Description
In a summative assessment for an introductory sociology course, students create a field log of their everyday experience and analyze their experiences through a sociological lens. The purpose of this assessment is for students to understand themselves as actors in their society by considering the role they play in their families, workplaces, communities, campuses, and other social contexts. Students collaborate to reflect on their field logs, broadening their understanding of how different people view the same experience in diverse ways. Students submit a final analytical paper and faculty assess student critical thinking and real world application of concepts.

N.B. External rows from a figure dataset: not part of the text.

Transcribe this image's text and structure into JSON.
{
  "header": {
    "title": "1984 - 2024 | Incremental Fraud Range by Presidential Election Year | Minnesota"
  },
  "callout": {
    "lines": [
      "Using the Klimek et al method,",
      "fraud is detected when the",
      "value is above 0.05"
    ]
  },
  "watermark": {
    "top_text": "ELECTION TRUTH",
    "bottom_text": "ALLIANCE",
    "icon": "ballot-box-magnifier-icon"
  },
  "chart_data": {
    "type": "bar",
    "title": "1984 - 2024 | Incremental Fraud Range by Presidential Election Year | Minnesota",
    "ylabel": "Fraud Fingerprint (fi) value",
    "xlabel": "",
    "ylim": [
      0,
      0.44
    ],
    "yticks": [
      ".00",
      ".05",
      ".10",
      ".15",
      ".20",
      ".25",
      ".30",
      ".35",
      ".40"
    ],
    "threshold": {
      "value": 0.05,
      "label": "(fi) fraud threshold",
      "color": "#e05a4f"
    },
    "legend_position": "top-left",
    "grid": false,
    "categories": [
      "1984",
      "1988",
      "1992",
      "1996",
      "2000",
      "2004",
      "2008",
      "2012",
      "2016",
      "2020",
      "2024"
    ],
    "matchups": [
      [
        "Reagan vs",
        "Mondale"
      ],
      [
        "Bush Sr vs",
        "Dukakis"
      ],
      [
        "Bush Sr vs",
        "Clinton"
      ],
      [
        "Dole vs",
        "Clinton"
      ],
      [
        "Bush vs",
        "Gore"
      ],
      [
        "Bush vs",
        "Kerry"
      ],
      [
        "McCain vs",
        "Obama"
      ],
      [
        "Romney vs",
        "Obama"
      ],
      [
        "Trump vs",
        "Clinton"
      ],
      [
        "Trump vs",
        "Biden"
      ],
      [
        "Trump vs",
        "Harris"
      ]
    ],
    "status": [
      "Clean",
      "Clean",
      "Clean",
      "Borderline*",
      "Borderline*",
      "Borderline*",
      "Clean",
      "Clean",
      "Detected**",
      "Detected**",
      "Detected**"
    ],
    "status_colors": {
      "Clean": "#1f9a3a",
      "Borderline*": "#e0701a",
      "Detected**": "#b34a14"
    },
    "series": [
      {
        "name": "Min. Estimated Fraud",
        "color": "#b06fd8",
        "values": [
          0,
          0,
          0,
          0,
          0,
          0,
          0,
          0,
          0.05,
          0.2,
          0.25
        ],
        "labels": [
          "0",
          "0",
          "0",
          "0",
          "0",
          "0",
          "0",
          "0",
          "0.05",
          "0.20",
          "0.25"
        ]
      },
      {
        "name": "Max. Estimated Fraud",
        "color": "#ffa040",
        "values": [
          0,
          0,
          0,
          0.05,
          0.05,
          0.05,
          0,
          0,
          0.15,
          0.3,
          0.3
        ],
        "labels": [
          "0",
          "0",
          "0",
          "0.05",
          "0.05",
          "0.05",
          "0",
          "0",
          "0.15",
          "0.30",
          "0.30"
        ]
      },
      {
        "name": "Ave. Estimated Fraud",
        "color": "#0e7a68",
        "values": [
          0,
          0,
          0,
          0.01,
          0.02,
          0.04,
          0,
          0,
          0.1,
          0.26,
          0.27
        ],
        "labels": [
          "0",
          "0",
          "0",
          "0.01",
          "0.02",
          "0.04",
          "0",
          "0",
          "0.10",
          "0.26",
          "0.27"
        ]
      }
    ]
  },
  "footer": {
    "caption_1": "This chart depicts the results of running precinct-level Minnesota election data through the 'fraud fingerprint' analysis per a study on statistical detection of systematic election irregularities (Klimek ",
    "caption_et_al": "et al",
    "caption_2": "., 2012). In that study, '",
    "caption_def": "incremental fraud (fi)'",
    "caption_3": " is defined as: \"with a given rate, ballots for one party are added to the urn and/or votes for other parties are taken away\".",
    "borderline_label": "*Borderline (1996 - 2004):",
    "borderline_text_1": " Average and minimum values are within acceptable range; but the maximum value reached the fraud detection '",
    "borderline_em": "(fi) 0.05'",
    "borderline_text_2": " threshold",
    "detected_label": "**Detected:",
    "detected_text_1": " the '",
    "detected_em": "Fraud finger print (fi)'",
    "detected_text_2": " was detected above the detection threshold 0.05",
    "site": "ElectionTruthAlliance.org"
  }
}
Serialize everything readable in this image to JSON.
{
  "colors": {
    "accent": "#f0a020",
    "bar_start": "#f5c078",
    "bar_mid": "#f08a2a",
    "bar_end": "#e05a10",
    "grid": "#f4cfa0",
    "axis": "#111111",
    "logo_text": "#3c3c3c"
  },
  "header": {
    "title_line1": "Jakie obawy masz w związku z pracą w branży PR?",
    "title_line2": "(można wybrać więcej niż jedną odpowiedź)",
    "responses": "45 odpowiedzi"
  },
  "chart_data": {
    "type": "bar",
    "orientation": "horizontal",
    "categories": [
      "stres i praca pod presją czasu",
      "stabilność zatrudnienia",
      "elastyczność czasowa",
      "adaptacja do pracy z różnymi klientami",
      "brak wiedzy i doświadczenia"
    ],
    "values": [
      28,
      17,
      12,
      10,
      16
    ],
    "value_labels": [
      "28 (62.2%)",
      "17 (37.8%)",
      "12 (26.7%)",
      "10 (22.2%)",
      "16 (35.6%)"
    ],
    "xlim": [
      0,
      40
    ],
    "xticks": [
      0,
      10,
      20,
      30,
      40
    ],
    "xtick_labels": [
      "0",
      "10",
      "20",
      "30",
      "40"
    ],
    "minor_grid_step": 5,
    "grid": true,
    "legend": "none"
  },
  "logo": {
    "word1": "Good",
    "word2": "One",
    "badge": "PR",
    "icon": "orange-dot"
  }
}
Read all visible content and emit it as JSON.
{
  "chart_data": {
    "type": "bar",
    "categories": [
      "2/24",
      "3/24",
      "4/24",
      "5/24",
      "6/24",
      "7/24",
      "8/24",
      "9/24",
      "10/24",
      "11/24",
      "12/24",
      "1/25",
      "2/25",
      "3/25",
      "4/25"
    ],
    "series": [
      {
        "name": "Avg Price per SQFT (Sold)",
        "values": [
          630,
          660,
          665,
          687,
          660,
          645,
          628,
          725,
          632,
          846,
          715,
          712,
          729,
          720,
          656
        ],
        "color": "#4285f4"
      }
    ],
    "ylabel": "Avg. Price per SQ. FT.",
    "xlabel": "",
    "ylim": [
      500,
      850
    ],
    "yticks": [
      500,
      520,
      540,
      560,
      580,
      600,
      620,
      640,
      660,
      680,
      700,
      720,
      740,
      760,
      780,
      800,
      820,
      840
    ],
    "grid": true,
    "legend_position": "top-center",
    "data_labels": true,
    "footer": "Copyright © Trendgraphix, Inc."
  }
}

This assessment measures Bachelor’s level DQP proficiencies: specialized knowledge, engaging diverse perspectives, applied and collaborative learning.
Background and Context
American Public University System serves a student body comprised of mostly adult learners, many engaged in military and public service roles. Learning through hands-on activities that relate to everyday life supports learning among our students. The connections between sociology and the lived experience are obvious to our faculty, but not to students. This assessment was designed to awaken students to real world applications of sociology, encouraging mindful and reflective thinking. With respect to DQP proficiencies, students apply specialized knowledge related to course content. Students also develop broader personal and professional skills meeting DQP proficiencies in engaging in diverse perspectives as well as in applied and collaborative learning.
Our Introduction to Sociology course is a lower-level general education course that fulfills a social science requirement. The students in the course are a mixture of majors and non-majors with the majority non-majors. This assessment is critical to providing content foundation for sociology majors, but also for helping non-majors consider the dynamic and reciprocal relationship of an individual affecting society and society affecting an individual.
The assessment is in two parts, scaffolded so that students have a collaborative activity and then an analytical paper. Halfway through the course students create a field log of the social experiences they have during their day. The first part of the assessment is a collaborative activity designed for the discussion board, students share their experiences and respond to one another to validate or critique the ways peers are connecting their field log observations to sociological concepts. Through collaboration, classmates offer new and diverse perspectives and observations that the student may not have noticed in their day. This part of the assessment focuses on measuring two DQP proficiency areas, students engage in diverse perspectives and students learn through application and collaboration. The second part of the assessment is an analytical paper in which students present a written analysis of their field log and lived experience through a sociological lens. In the final paper, students dig into the diverse perspectives they explored in the collaboration activity, and present their specialized knowledge in sociology.
Alignment and Scaffolding
Many students in this course are new to college, having little previous or recent college coursework. This course is eight weeks and students complete the first part of the assessment, the collaboration activity, in the discussion board halfway through the course, in Week 5. This point in the course works well because students have four weeks to learn basic course concepts before trying to identify sociological concepts in their life and analyze their experiences with those concepts. By Week 7, students have expanded their understanding of sociology and collaborated with peers to diversify their interpretation and analysis of their field logs. Students then produce the second part of the assessment, an analytical paper.
For majors, this assignment prepares students to start thinking of sociology in an applied fashion, which is especially important for their toolkit on the social science job market. For non-majors, this assessment prepares students to consider social processes that drive people’s behaviors, shaping the norms and patterns around us. Regardless of major or career choice, all students can benefit from being able to apply a sociological lens to their personal and professional relationships.
Reflections
Some students struggle to identify a way that their everyday life connects with sociological concepts. By adding a collaborative activity to this assessment, students are improving their comprehension of sociology and diversifying how they think about their lived experience and the lived experience of others. Students sometimes describe rich scenes and interactions that for a trained social scientist have obvious connections to kinship, religion, race, socioeconomic status, stereotypes, sexuality and other main research areas in the field. This scaffolded assessment highlights to students that those concepts are part of their everyday life. Cultivating this awareness for students help them consider everyday life as sociology. This is an important part of this assessment and our overall sociology program.
In redesigning this assessment, a sample field log was created for students. Students sometimes reported that keeping a field log was overwhelming and they had difficulty knowing which details and observations to include. The sample field log has helped students be more focused with their field logs and have a better idea of how to apply course concepts to their observations.
The collaboration activity has been a really positive addition for faculty and students, fostering better relationship building and teamwork. By openly working through their ideas and considering the ideas of others, students have positive direction, or redirection, through the collaboration activity. This gives them an opportunity to improve in the analytical paper if improvement is needed. After interacting with classmates and faculty in the collaboration activity, students are set up for success. It may feel less like a ‘gotcha’ moment when they struggle to apply and analyze concepts in the analytical paper, having never practiced before.
We are early in implementing this new assessment design, but early reviews of the results suggest we should incorporate more collaborative and scaffolded learning into other courses in the program.